The continuum seed-bank diffusion has a unique strong solution.

It is the scaling limit of allele frequency processes in discrete models.

A duality between the diffusion and a continuum seed-bank coalescent is established.

Abstract

This paper generalizes the strong seed-bank model introduced in arXiv:1411.4747 to allow for more general dormancy time distributions, such as a type of Pareto distribution. Inspired by the method of approximation using models with countably many seed-banks proposed by arXiv:2209.10086, we introduce the Wright-Fisher diffusion and coalescent with a continuum of seed-banks. To this end, we first formulate an infinite-dimensional stochastic differential equation, and prove that it has a unique strong solution, refereed to as the \textit{continuum seed-bank diffusion}, which is a kind of Markovian lift of a non-Markovian Volterra process. In order to circumvent the technical difficulty arising from the lack of local compactness, we replace the topology induced by the norm on the state space of the solution with the weak-$^{\star}$ topology, and show that the continuum seed-bank diffusion is also a strong Markov process in this weak-$^{\star}$ setting.

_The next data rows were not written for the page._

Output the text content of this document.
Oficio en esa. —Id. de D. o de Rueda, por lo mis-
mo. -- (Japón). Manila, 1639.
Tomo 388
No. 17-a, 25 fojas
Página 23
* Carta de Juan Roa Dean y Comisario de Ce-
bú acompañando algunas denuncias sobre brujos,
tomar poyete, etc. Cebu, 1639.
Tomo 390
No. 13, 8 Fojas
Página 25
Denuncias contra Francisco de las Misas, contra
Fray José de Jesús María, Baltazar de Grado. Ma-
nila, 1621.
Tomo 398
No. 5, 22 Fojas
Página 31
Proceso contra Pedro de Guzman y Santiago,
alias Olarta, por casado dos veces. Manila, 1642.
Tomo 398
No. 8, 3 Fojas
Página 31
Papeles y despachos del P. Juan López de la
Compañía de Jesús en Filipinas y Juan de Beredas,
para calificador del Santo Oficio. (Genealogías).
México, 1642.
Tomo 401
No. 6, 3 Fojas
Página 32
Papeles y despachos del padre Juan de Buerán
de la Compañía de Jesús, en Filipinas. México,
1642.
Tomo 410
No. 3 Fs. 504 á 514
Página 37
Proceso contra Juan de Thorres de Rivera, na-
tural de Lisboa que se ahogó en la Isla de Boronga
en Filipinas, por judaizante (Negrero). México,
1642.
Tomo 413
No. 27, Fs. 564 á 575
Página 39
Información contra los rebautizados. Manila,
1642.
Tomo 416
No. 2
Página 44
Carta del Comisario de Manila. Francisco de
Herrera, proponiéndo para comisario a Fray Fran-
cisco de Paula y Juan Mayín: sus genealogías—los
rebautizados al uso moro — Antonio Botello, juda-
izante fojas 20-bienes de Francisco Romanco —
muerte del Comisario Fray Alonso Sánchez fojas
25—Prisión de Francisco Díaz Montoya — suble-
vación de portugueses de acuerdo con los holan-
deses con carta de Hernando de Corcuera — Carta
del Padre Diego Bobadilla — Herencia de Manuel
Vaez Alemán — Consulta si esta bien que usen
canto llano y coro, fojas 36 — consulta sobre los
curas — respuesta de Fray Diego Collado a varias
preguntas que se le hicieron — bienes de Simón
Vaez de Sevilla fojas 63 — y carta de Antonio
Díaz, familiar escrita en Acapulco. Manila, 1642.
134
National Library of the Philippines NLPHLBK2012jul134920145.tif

Then, we construct a discrete-time Wright-Fisher type model with finitely many seed-banks, and demonstrate that the continuum seed-bank diffusion under the weak-$^{\star}$ topology is the scaling limit of the allele frequency processes in a suitable sequence of such models. Finally, we establish the duality relation between the continuum seed-bank diffusion and a continuous-time continuous-state Markov jump process. The latter is the block counting process of a partition-valued Markov jump process which is referred to as the \textit{continuum seed-bank coalescent}. We prove that this new coalescent process is exactly the scaling limit of the ancestral processes in the sequence of discrete-time Wright-Fisher type models we constructed before.